Already hammered with the growing popularity of BJP in Bengal, the TMC now faces an AIMIM in the upcoming assembly election. Although the Trinamool leadership has denied the wholly Muslim party would pose a challenge, Asaddudin Owaisi’s visit to the state on 3 January could trigger the beginning of an erosion of the support the ruling party has largely enjoyed from the not-so-minority community. Moreover, the facts from ground zero raise serious doubts about the TMC’s show of confidence.
Upon arriving in West Bengal, Owaisi went first to Furfura Sharif, a prominent religious shrine of Bengali Muslims, in District Hooghly, and then had a meeting with Abbas Siddique, Peerzada and Secretary of Furfura Sharif. The meeting revolved mainly around Bengal’s political scenario and upcoming assembly election in the state.
Siddique, an influential Muslim cleric and popular leader of the community, has been in news of late for criticising the ruling party openly on several issues. Known for his grassroot connect and stronghold on the Muslim populace of southern Bengal, the Peerzada was to officially float his own political party in December 2020.
The plight of the Indian Muslims of Bengal and their dissatisfaction with TMC is now out in the open. It has been a major grievance of the Indian Muslims of the state that the TMC has snatched away their share of benefits and given it out to the Bangladeshi Muslim infiltrators and Rohingya Muslims to strengthen its Muslim vote bank. This has taken the Indian Muslims of Bengal for granted. Besides, they claim that the TMC did nothing so far for the overall development, amelioration and uplift of the Indian Muslims of Bengal in spite of their incessant support to the party till 2019.

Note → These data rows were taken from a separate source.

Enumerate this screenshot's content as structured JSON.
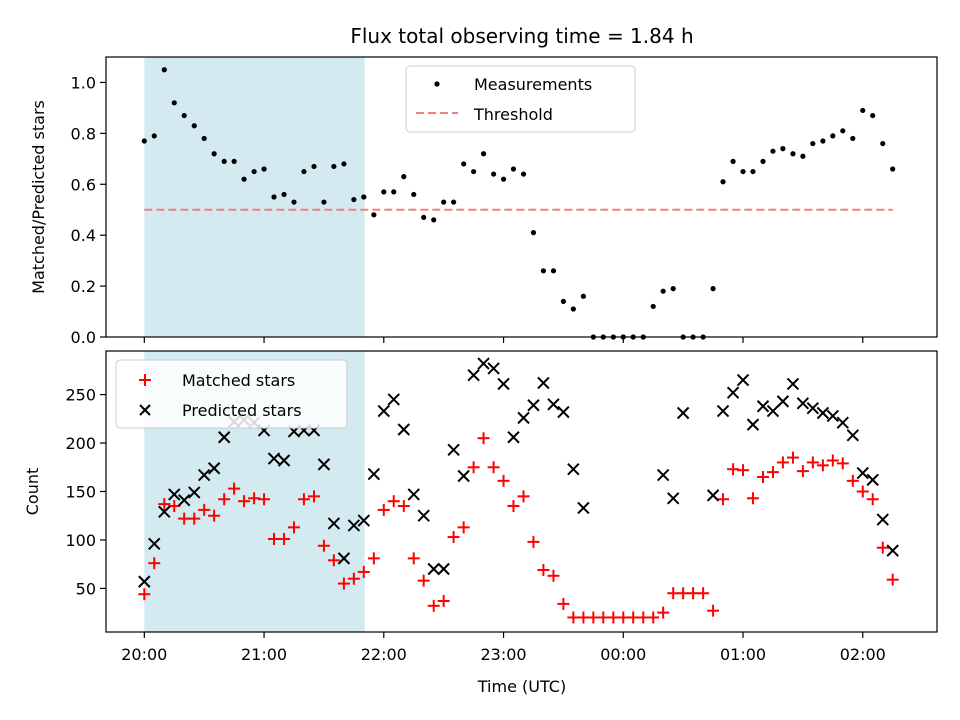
{
  "chart_data": [
    {
      "type": "scatter",
      "title": "Flux total observing time = 1.84 h",
      "ylabel": "Matched/Predicted stars",
      "ylim": [
        0,
        1.1
      ],
      "yticks": [
        0.0,
        0.2,
        0.4,
        0.6,
        0.8,
        1.0
      ],
      "ytick_labels": [
        "0.0",
        "0.2",
        "0.4",
        "0.6",
        "0.8",
        "1.0"
      ],
      "xlim_hours": [
        -0.32,
        6.62
      ],
      "shaded_span_hours": [
        0,
        1.84
      ],
      "shaded_color": "#d3eaf0",
      "legend_position": "top-center",
      "series": [
        {
          "name": "Measurements",
          "marker": "dot",
          "color": "#000000",
          "x_hours": [
            0,
            0.083,
            0.167,
            0.25,
            0.333,
            0.417,
            0.5,
            0.583,
            0.667,
            0.75,
            0.833,
            0.917,
            1.0,
            1.083,
            1.167,
            1.25,
            1.333,
            1.417,
            1.5,
            1.583,
            1.667,
            1.75,
            1.833,
            1.917,
            2.0,
            2.083,
            2.167,
            2.25,
            2.333,
            2.417,
            2.5,
            2.583,
            2.667,
            2.75,
            2.833,
            2.917,
            3.0,
            3.083,
            3.167,
            3.25,
            3.333,
            3.417,
            3.5,
            3.583,
            3.667,
            3.75,
            3.833,
            3.917,
            4.0,
            4.083,
            4.167,
            4.25,
            4.333,
            4.417,
            4.5,
            4.583,
            4.667,
            4.75,
            4.833,
            4.917,
            5.0,
            5.083,
            5.167,
            5.25,
            5.333,
            5.417,
            5.5,
            5.583,
            5.667,
            5.75,
            5.833,
            5.917,
            6.0,
            6.083,
            6.167,
            6.25
          ],
          "values": [
            0.77,
            0.79,
            1.05,
            0.92,
            0.87,
            0.83,
            0.78,
            0.72,
            0.69,
            0.69,
            0.62,
            0.65,
            0.66,
            0.55,
            0.56,
            0.53,
            0.65,
            0.67,
            0.53,
            0.67,
            0.68,
            0.54,
            0.55,
            0.48,
            0.57,
            0.57,
            0.63,
            0.56,
            0.47,
            0.46,
            0.53,
            0.53,
            0.68,
            0.65,
            0.72,
            0.64,
            0.62,
            0.66,
            0.64,
            0.41,
            0.26,
            0.26,
            0.14,
            0.11,
            0.16,
            0.0,
            0.0,
            0.0,
            0.0,
            0.0,
            0.0,
            0.12,
            0.18,
            0.19,
            0.0,
            0.0,
            0.0,
            0.19,
            0.61,
            0.69,
            0.65,
            0.65,
            0.69,
            0.73,
            0.74,
            0.72,
            0.71,
            0.76,
            0.77,
            0.79,
            0.81,
            0.78,
            0.89,
            0.87,
            0.76,
            0.66
          ]
        },
        {
          "name": "Threshold",
          "marker": "dashed-line",
          "color": "#f08080",
          "x_hours": [
            0,
            6.25
          ],
          "values": [
            0.5,
            0.5
          ]
        }
      ]
    },
    {
      "type": "scatter",
      "ylabel": "Count",
      "xlabel": "Time (UTC)",
      "ylim": [
        5,
        295
      ],
      "yticks": [
        50,
        100,
        150,
        200,
        250
      ],
      "ytick_labels": [
        "50",
        "100",
        "150",
        "200",
        "250"
      ],
      "xlim_hours": [
        -0.32,
        6.62
      ],
      "xticks_hours": [
        0,
        1,
        2,
        3,
        4,
        5,
        6
      ],
      "xtick_labels": [
        "20:00",
        "21:00",
        "22:00",
        "23:00",
        "00:00",
        "01:00",
        "02:00"
      ],
      "shaded_span_hours": [
        0,
        1.84
      ],
      "shaded_color": "#d3eaf0",
      "legend_position": "top-left",
      "series": [
        {
          "name": "Matched stars",
          "marker": "plus",
          "color": "#ff0000",
          "x_hours": [
            0,
            0.083,
            0.167,
            0.25,
            0.333,
            0.417,
            0.5,
            0.583,
            0.667,
            0.75,
            0.833,
            0.917,
            1.0,
            1.083,
            1.167,
            1.25,
            1.333,
            1.417,
            1.5,
            1.583,
            1.667,
            1.75,
            1.833,
            1.917,
            2.0,
            2.083,
            2.167,
            2.25,
            2.333,
            2.417,
            2.5,
            2.583,
            2.667,
            2.75,
            2.833,
            2.917,
            3.0,
            3.083,
            3.167,
            3.25,
            3.333,
            3.417,
            3.5,
            3.583,
            3.667,
            3.75,
            3.833,
            3.917,
            4.0,
            4.083,
            4.167,
            4.25,
            4.333,
            4.417,
            4.5,
            4.583,
            4.667,
            4.75,
            4.833,
            4.917,
            5.0,
            5.083,
            5.167,
            5.25,
            5.333,
            5.417,
            5.5,
            5.583,
            5.667,
            5.75,
            5.833,
            5.917,
            6.0,
            6.083,
            6.167,
            6.25
          ],
          "values": [
            44,
            76,
            137,
            135,
            122,
            122,
            131,
            125,
            142,
            153,
            140,
            143,
            142,
            101,
            101,
            113,
            142,
            145,
            94,
            79,
            55,
            60,
            67,
            81,
            131,
            140,
            135,
            81,
            58,
            32,
            37,
            103,
            113,
            175,
            205,
            175,
            161,
            135,
            145,
            98,
            69,
            63,
            34,
            20,
            20,
            20,
            20,
            20,
            20,
            20,
            20,
            20,
            25,
            45,
            45,
            45,
            45,
            27,
            142,
            173,
            172,
            143,
            165,
            170,
            180,
            185,
            171,
            180,
            177,
            182,
            179,
            161,
            150,
            142,
            92,
            59
          ]
        },
        {
          "name": "Predicted stars",
          "marker": "x",
          "color": "#000000",
          "x_hours": [
            0,
            0.083,
            0.167,
            0.25,
            0.333,
            0.417,
            0.5,
            0.583,
            0.667,
            0.75,
            0.833,
            0.917,
            1.0,
            1.083,
            1.167,
            1.25,
            1.333,
            1.417,
            1.5,
            1.583,
            1.667,
            1.75,
            1.833,
            1.917,
            2.0,
            2.083,
            2.167,
            2.25,
            2.333,
            2.417,
            2.5,
            2.583,
            2.667,
            2.75,
            2.833,
            2.917,
            3.0,
            3.083,
            3.167,
            3.25,
            3.333,
            3.417,
            3.5,
            3.583,
            3.667,
            4.333,
            4.417,
            4.5,
            4.75,
            4.833,
            4.917,
            5.0,
            5.083,
            5.167,
            5.25,
            5.333,
            5.417,
            5.5,
            5.583,
            5.667,
            5.75,
            5.833,
            5.917,
            6.0,
            6.083,
            6.167,
            6.25
          ],
          "values": [
            57,
            96,
            129,
            147,
            141,
            149,
            167,
            174,
            206,
            222,
            224,
            221,
            213,
            184,
            182,
            212,
            213,
            213,
            178,
            117,
            81,
            115,
            120,
            168,
            233,
            245,
            214,
            147,
            125,
            70,
            70,
            193,
            166,
            270,
            282,
            277,
            261,
            206,
            226,
            239,
            262,
            240,
            232,
            173,
            133,
            167,
            143,
            231,
            146,
            233,
            252,
            265,
            219,
            238,
            233,
            243,
            261,
            241,
            236,
            231,
            228,
            221,
            208,
            169,
            162,
            121,
            89
          ]
        }
      ]
    }
  ]
}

Siddique, who has held over thousand rallies in the last six months, has more or less become the mouthpiece of the Indian Muslims of West Bengal. Muslims, especially the youth of southern Bengal, see a counter to the BJP (Narendra Modi-Amit Shah) in him. The grievance and dissatisfaction of the Indian Muslims with the TMC reflects in his statements, especially when he talks about the unfulfilled promises such as opening of new madrassas, providing jobs, health care facilities, basic amenities, proper connectivity, making Furfura Sharif an international pilgrim destination etc. The Peerzada has gone to the extent of saying that the stipend announced for the imams by the TMC sounded like it came from the government whereas it came from the income of their own waqf properties’ income.
Siddique, who, as stated earlier, already has a grip over the local Muslim populace, plans to strengthen support in Murshidabad, Malda, Uttar Dinajpur, some areas of northern Bengal and the bordering areas of Jharkhand.
Owaisi’s ambition is to create a national political party, which, according to the rules of the Election Commission, is possible only after it gets at least 6% of the votes polled in at least four state assembly elections. After the surprising win of five seats in the bordering state of Bihar, West Bengal, with 30% of Muslim populace, undoubtedly serves as a fertile ground for Owaisi’s expansion plans. The AIMIM entry in the Bengal politics is well calculated, given the fact that the Indian Muslims of Bengal are, in general, dissatisfied with the present ruling party for not fulfilling the promises made to them.
Although the Peerzada has claimed that, apart from the AIMIM, he is in talks with the INC as well as the CPM, as they need at least 10-20% of the Hindu votes and form a strong alliance to defeat the TMC, the AIMIM still remains the best ally as its supremo has kind of surrendered before the Peerzada and left it entirely on him to decide on the shape and form of their alliance, unlike the INC and CPM. In this kind of a pitched political battle, the statements of members of the ruling party that the entry of the AIMIM would not have any impact on TMC does not hold water. However, if the AIMIM’s entry benefits the BJP in the process, the TMC should consider it as collateral damage rather than calling the AIMIM “BJP’s B team”. The BJP can in no way be blamed either for the non-performance against the commitments of TMC to the Indian Muslims of the state nor for the expansion plans of AIMIM, especially when the TMC itself has such plans. In the process of turning itself AITC, they too have contested elections in the neighbouring as well as the far off states of Bihar, Jharkhand, Assam, Tripura, Haryana and Uttar Pradesh. Now that the war has been declared, the magnitude of harm that the AIMIM is going to cause to the other political parties remains an open question.